6. Dr. Dre ft. Hittman, Kurupt, Nate Dogg & Six-Two - "Xxplosive" (Aftermath, 1999)
PRODUCERS: Dr. Dre, Mel-Man
SAMPLE SOURCE: Soul Mann & the Brothers – “Bumpy’s Lament” (Pickwick, 1971)
Oddisee: [Hearing this is] when I first started understanding on how to replay samples and incorporate live musicians. It’s something I do all the time now with my productions.
7. J-88 (a/k/a Slum Village) - "The Look of Love Pt. 1" (Groove Attack, 2000)
PRODUCER: J Dilla
SAMPLE SOURCE: Barney Kessel – “The Look of Love” (Black Lion, 1969)
Oddisee: ["The Look of Love"] is one of my favorite songs to sample. Every time I hear it, I instantly like it. And Dilla’s flip is my favorite usage of that [song].

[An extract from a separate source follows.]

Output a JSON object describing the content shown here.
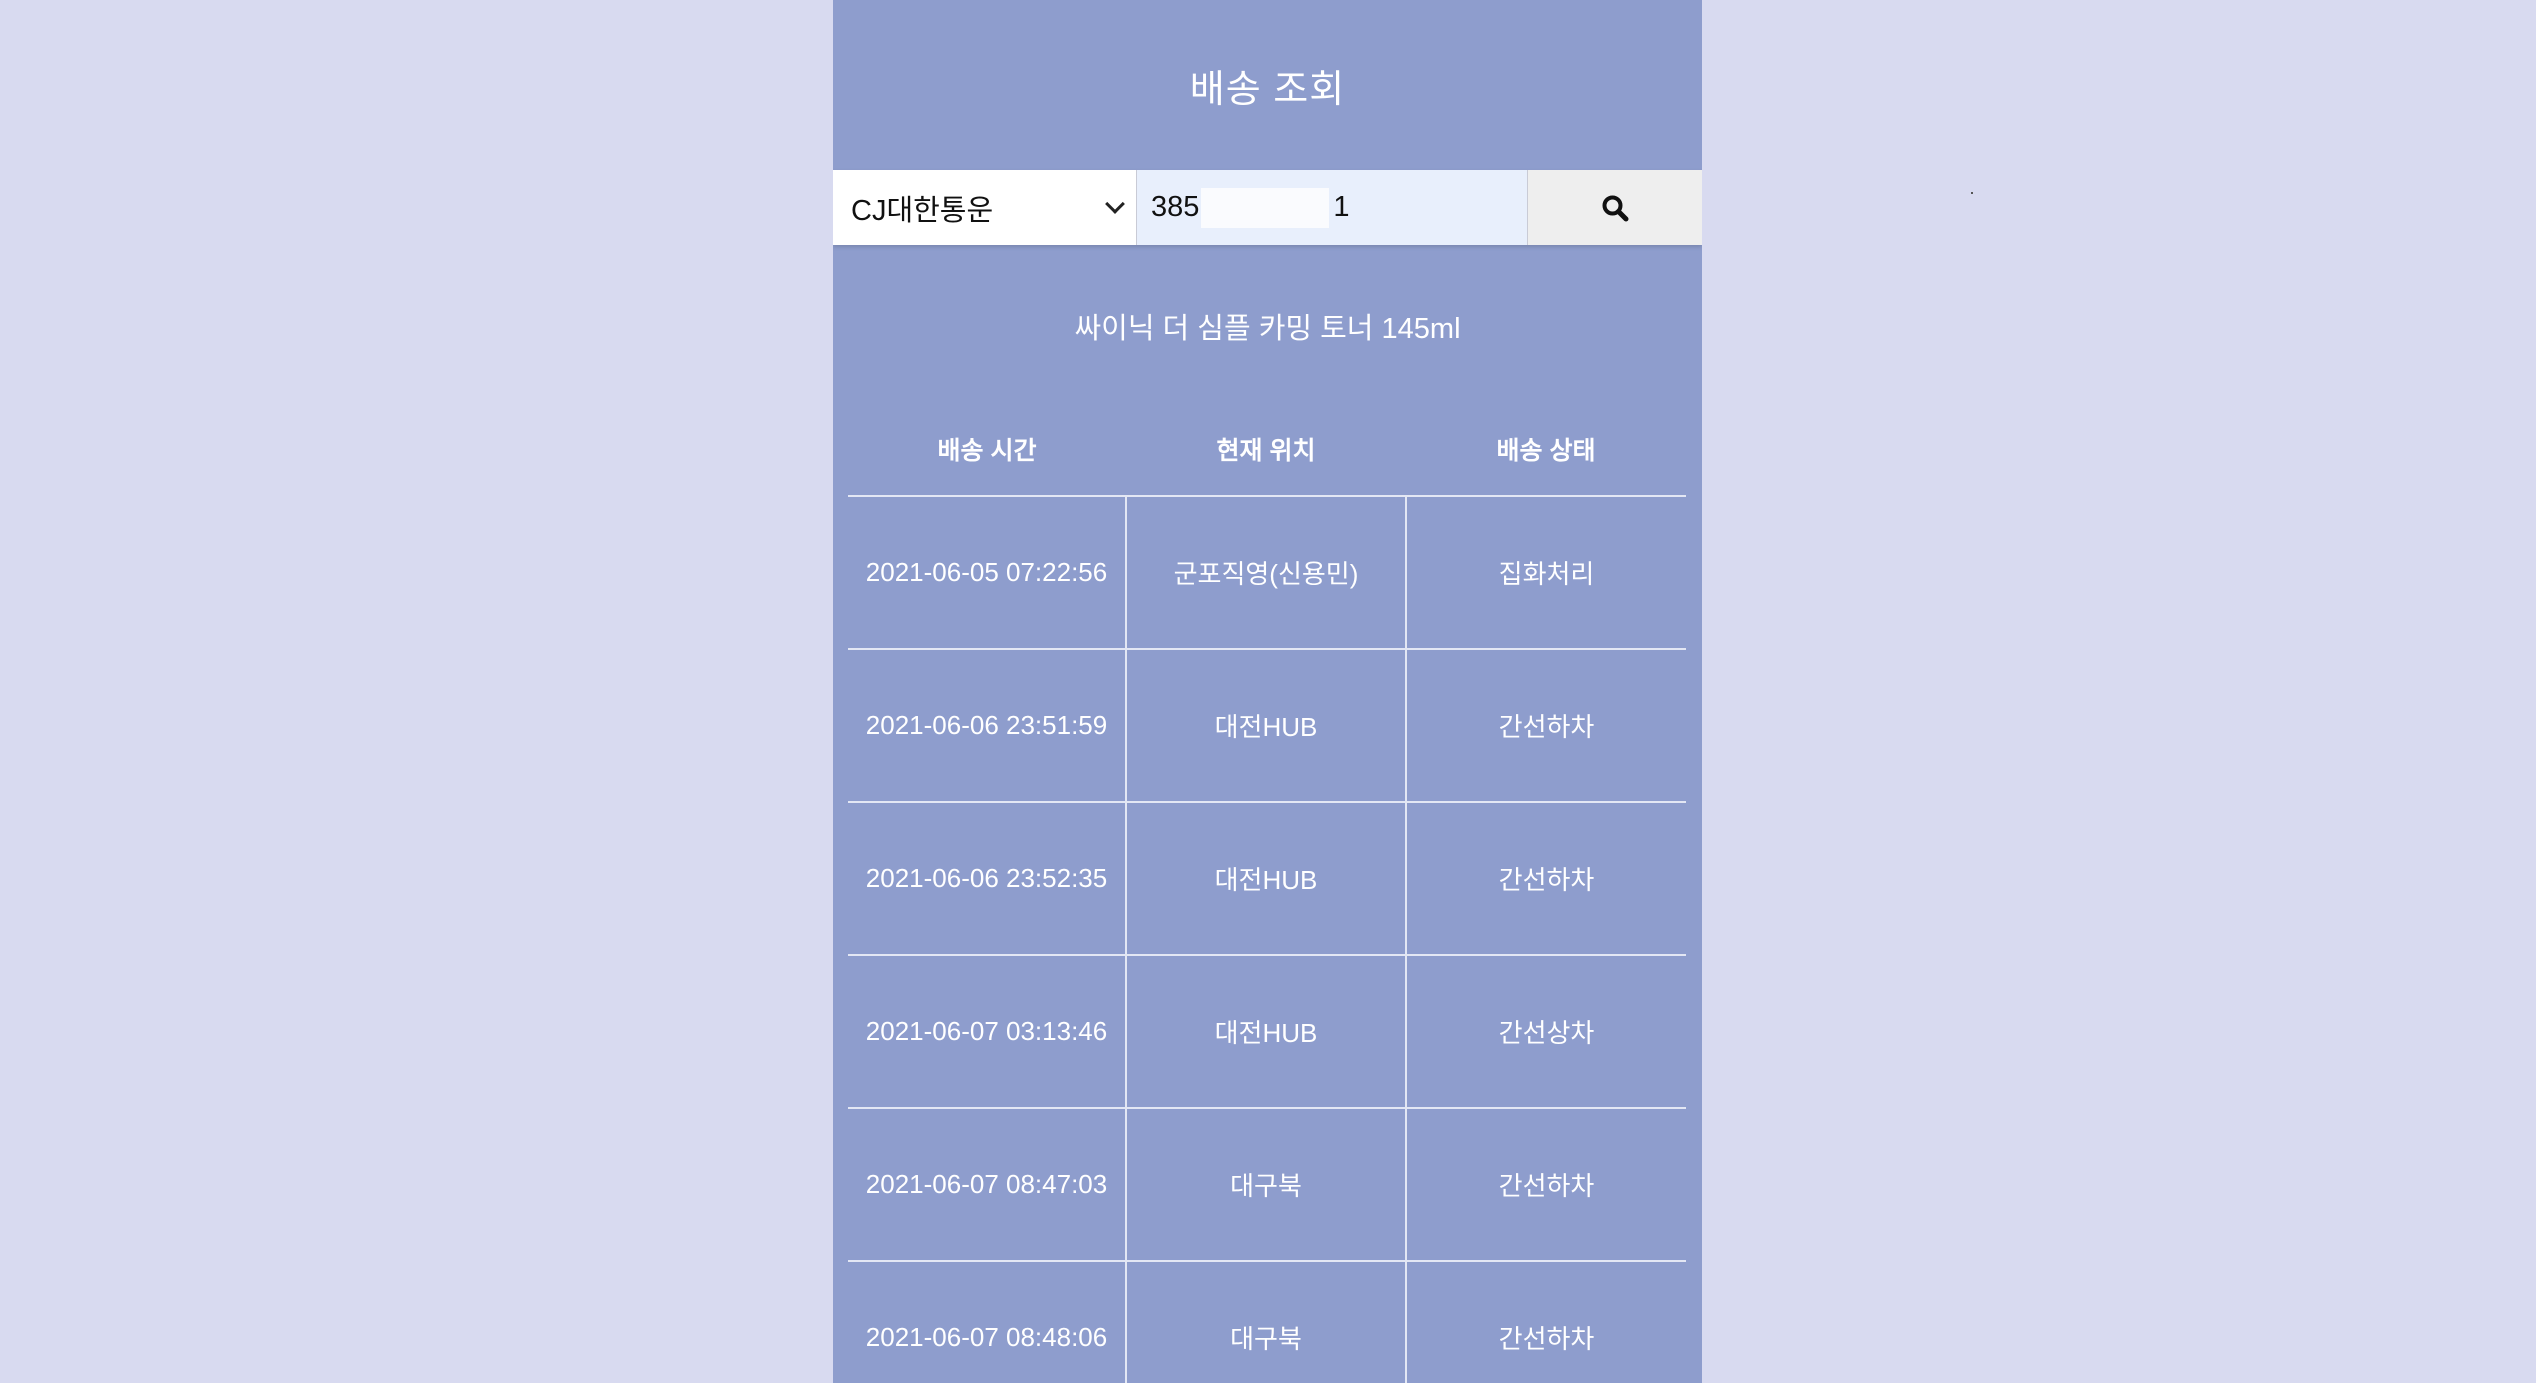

8. Jay-Z - "A Million and One Questions" (Roc-A-Fella, 1997)
PRODUCER: DJ Premier
SAMPLE SOURCE: Latimore – “Let Me Go” (Glades, 1976)
Oddisee: I love piano samples and that’s one of my favorite piano samples.
9. Busta Rhymes - "Everybody Rise" (Elektra, 1998)
SAMPLE SOURCE: The Controllers – “If Tomorrow Never Comes” (Juana, 1978)
Oddisee: Yet another sample that I wish I would have found first. It just has so much energy in the sample and the track, and it’s one my favorites. It’s epic.
10. Kanye West - "Late" (Roc-A-Fella, 2005)
PRODUCER: Kanye West
SAMPLE SOURCE: The Whatnauts – “I’ll Erase Away Your Pain” (Stang, 1970)
Oddisee: I love using vocal samples, but with the focus not being on the vocal, but turning the vocal into another instrument in the loop.